What’s new: Chronos-2 is a pretrained model that can accept and predict multiple time series in a zero-shot manner to forecast series of a single variable (univariate forecasting), multiple variables (multivariate forecasting), and single variables that depend on other variables (covariate-informed forecasting). Its authors include Abdul Fatir Ansari, Oleksandr Shchur, Jaris Küken, and colleagues at Amazon, University of Freiburg, Johannes Kepler University Linz, Boston College, and Rutgers.

  • Input/output: Time series in (up to 8,192 time steps), time series out (up to 1,024 time steps)
  • Architecture: Modified transformer, 120 million parameters
  • Performance: Lower error on average than 14 competing models
  • Availability: Weights available for commercial and noncommercial uses under Apache 2.0 license

How it works: Given any number of time series, Chronos 2 predicts values at multiple future time steps. Chronos 2 learned to minimize the difference between its predicted future values and ground truth values in subsets of datasets that contain univariate series (including synthetic data generated using methods from earlier work). They supplemented these datasets with synthetic multivariate and covariate data produced using a method devised by the authors: Their method generates multiple independent time series and then produces dependencies between them by applying mathematical transformations at the same time step and across time steps.

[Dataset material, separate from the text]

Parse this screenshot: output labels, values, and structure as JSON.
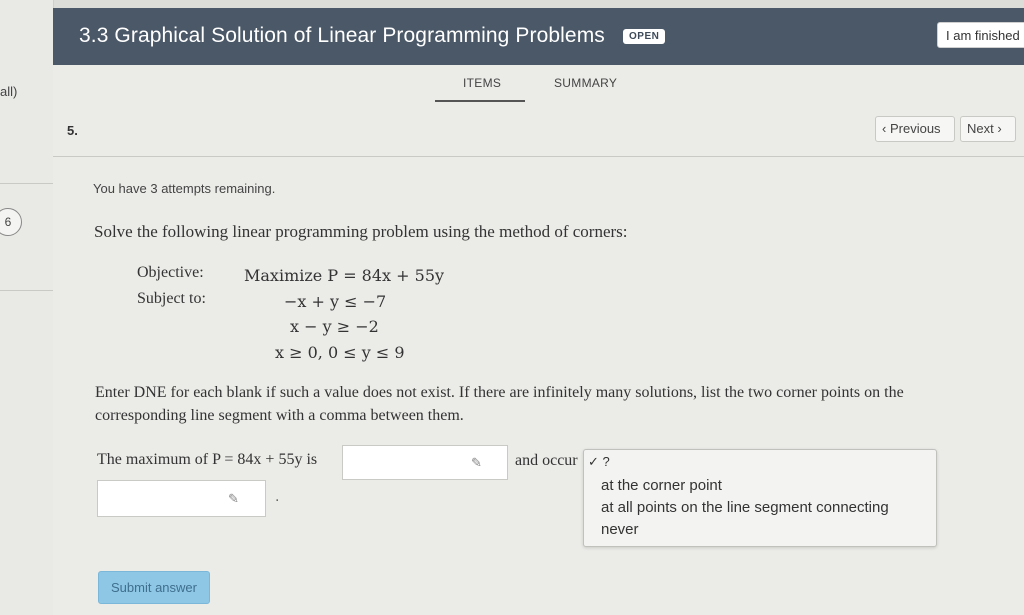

  • Chronos 2 stacks each input time series to make a series of vectors, where each vector represents one time step. These values can be historical or future values that are known (such as dates of holidays or weather forecasts). For non-overlapping time series (for example, one past and one future), the model aligns the time series by the corresponding time step and adds zeros to either end to equalize the number of time steps.
  • Given the series of vectors, the model splits them into non-overlapping patches, and a vanilla neural network with added skip connections, or residual network, turns each patch into an embedding.
  • Given the embeddings, it predicts values of each time series for a number of future time steps that haven’t already been assigned a value.
  • In addition to the attention layers that perform attention across a given time series, Chronos 2 includes what the authors call group attention layers. These layers process attention across time series, or more specifically, across groups of time series. The user specifies groups, so the model can produce multiple independent forecasts at once.

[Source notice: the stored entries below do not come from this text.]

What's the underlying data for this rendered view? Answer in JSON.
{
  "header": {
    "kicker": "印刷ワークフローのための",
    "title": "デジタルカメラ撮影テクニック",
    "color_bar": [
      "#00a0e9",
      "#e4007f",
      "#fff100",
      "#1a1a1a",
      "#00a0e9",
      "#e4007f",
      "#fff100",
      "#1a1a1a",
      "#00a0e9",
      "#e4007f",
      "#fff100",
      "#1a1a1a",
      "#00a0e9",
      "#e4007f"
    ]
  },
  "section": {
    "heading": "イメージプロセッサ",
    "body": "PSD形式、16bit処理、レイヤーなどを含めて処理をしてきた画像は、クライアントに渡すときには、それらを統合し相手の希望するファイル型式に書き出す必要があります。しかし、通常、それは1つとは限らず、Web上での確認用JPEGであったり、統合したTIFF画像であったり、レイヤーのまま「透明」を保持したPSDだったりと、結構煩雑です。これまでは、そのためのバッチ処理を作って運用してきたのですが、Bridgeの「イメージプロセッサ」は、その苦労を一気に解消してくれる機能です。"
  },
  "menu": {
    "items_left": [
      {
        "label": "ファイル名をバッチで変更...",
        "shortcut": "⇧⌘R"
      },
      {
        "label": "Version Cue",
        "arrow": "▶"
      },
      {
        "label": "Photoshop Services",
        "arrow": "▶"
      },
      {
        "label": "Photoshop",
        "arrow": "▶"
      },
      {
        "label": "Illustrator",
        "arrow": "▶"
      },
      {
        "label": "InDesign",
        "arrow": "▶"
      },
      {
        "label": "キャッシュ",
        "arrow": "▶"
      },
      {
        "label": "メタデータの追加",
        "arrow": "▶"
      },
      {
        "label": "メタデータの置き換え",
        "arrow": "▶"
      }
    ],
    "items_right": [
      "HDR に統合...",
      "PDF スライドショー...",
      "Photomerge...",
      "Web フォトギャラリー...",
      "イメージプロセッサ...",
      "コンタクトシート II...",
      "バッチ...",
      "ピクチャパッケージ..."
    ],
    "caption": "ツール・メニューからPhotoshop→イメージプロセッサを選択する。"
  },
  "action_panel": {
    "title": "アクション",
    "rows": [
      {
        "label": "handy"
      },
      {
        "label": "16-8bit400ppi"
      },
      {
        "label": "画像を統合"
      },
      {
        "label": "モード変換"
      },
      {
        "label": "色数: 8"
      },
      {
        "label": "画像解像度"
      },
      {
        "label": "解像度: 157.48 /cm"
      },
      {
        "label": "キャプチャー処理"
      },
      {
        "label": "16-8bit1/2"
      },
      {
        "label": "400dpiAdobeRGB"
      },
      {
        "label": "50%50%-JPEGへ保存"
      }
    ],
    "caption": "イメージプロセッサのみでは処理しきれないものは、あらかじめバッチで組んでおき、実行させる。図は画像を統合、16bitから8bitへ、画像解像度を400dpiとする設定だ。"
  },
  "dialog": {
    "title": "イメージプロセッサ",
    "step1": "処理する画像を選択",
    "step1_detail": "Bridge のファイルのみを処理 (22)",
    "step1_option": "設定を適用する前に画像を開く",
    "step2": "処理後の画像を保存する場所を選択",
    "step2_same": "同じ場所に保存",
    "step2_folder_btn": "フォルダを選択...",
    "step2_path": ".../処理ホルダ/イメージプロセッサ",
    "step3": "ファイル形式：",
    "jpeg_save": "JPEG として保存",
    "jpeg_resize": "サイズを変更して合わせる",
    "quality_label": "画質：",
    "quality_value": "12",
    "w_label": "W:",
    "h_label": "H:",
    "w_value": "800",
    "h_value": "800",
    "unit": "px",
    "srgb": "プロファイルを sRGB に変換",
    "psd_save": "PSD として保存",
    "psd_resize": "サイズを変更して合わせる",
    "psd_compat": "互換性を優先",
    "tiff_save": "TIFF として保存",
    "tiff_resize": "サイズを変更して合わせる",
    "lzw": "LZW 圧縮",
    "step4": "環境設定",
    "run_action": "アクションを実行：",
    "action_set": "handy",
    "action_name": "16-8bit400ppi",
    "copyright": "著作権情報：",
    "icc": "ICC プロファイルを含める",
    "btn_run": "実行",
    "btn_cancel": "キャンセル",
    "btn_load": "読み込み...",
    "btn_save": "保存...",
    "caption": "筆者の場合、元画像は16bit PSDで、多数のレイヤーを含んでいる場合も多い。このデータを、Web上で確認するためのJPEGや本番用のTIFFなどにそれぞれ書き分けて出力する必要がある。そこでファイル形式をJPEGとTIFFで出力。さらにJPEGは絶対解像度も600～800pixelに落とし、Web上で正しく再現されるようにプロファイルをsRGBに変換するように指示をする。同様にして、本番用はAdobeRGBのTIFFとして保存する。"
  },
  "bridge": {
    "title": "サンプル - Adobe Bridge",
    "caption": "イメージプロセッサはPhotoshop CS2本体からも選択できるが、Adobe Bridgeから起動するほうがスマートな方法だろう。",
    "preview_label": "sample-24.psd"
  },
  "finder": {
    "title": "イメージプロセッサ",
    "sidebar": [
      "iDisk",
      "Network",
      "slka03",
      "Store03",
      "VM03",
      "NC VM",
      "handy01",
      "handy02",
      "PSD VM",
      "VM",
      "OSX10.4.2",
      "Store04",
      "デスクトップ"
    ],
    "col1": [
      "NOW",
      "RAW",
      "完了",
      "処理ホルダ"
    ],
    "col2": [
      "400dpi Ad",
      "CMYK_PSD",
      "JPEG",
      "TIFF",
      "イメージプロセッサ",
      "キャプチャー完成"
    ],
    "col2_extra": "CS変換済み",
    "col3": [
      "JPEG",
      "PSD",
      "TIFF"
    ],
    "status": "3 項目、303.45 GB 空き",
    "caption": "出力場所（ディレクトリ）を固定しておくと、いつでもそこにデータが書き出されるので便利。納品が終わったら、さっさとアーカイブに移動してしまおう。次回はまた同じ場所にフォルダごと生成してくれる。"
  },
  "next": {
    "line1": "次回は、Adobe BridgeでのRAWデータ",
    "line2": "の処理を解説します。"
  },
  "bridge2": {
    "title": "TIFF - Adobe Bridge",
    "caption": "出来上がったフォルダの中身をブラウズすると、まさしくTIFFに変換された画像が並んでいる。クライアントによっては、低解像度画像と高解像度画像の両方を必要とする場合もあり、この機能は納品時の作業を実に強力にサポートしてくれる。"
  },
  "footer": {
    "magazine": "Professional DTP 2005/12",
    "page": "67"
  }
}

Results: Across various benchmarks, Chronos 2 outperformed 14 competing zero-shot models according to their skill score, a measure of how much a model reduces the average difference in predicted values relative to a baseline (higher is better, one is a perfect score).

  • Across univariate, multivariate, and covariate subsets of fev-bench, Chronos-2 achieved the highest skill score.
  • On fev-bench, 100 realistic time-series tasks including single and multiple input and output time series, Chronos-2 (0.473) outperformed TiRex (0.426), which processes only univariate time series, and Toto-1.0 (0.407), which can process multivariate and covariate time series in some cases.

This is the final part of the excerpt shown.